Tay sat down in Dawna's chair and looked up at her. She set one hip on the corner of her desk, facing him with an intense look.
Without thinking, he reached out and rested his hand on her knee. Such an intimate gesture and yet she didn't push it away. He liked touching her. In the back of his mind, something was working, stimulated by the excitement of her firm, warm flesh under his palm.
"Tay," his contact added, "Until we figure this out, don't approach the guy."
"Like I said, that's too late. He pulled a gun on me and took me for a joy ride."
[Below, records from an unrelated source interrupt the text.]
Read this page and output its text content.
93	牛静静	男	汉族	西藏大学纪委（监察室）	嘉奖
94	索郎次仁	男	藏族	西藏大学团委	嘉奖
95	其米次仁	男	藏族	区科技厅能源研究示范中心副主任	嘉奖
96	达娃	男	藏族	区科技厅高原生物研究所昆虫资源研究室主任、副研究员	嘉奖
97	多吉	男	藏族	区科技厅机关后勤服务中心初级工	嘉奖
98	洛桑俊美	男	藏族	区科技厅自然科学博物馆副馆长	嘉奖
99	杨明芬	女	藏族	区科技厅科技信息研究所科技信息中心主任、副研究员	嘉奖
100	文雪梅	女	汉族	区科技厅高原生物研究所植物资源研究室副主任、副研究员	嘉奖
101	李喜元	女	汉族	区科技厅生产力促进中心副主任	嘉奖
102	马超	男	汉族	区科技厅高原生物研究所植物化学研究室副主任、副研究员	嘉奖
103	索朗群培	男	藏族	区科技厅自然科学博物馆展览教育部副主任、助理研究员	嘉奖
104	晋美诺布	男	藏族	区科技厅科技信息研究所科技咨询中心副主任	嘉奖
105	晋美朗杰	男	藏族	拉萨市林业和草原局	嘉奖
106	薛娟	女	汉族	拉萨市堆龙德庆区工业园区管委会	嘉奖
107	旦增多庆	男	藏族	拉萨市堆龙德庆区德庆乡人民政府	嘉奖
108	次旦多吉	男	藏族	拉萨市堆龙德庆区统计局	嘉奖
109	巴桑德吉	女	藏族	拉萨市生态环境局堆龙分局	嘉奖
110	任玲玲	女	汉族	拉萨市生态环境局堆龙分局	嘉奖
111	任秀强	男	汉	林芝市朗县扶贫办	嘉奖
"Did you report it to the local authority?"
"No."
"Don't. It will only spook him. Let me know his movements. And I'll do some digging here." He rang off.
"What's going on?"
Tay looked up at Dawna. He dragged the chair closer to her, and spread her legs apart. He had no intentions of letting his hands roam any further than her knees, but the idea sorely tempted him. "Martin is one of those geeks without so much as a smudge on his record. But I did find out he spent time in Ottawa."
"When?"
"When he was a kid. He got adopted by a couple about eleven years ago. His mother entered a mental institution and must've given up custody of him."
Dawna shifted out of his reach. "You've spent most of your life in Ottawa. How old is Martin?"
"Twenty-one." He caught her meaning. "Dawna, I was only a teenager then."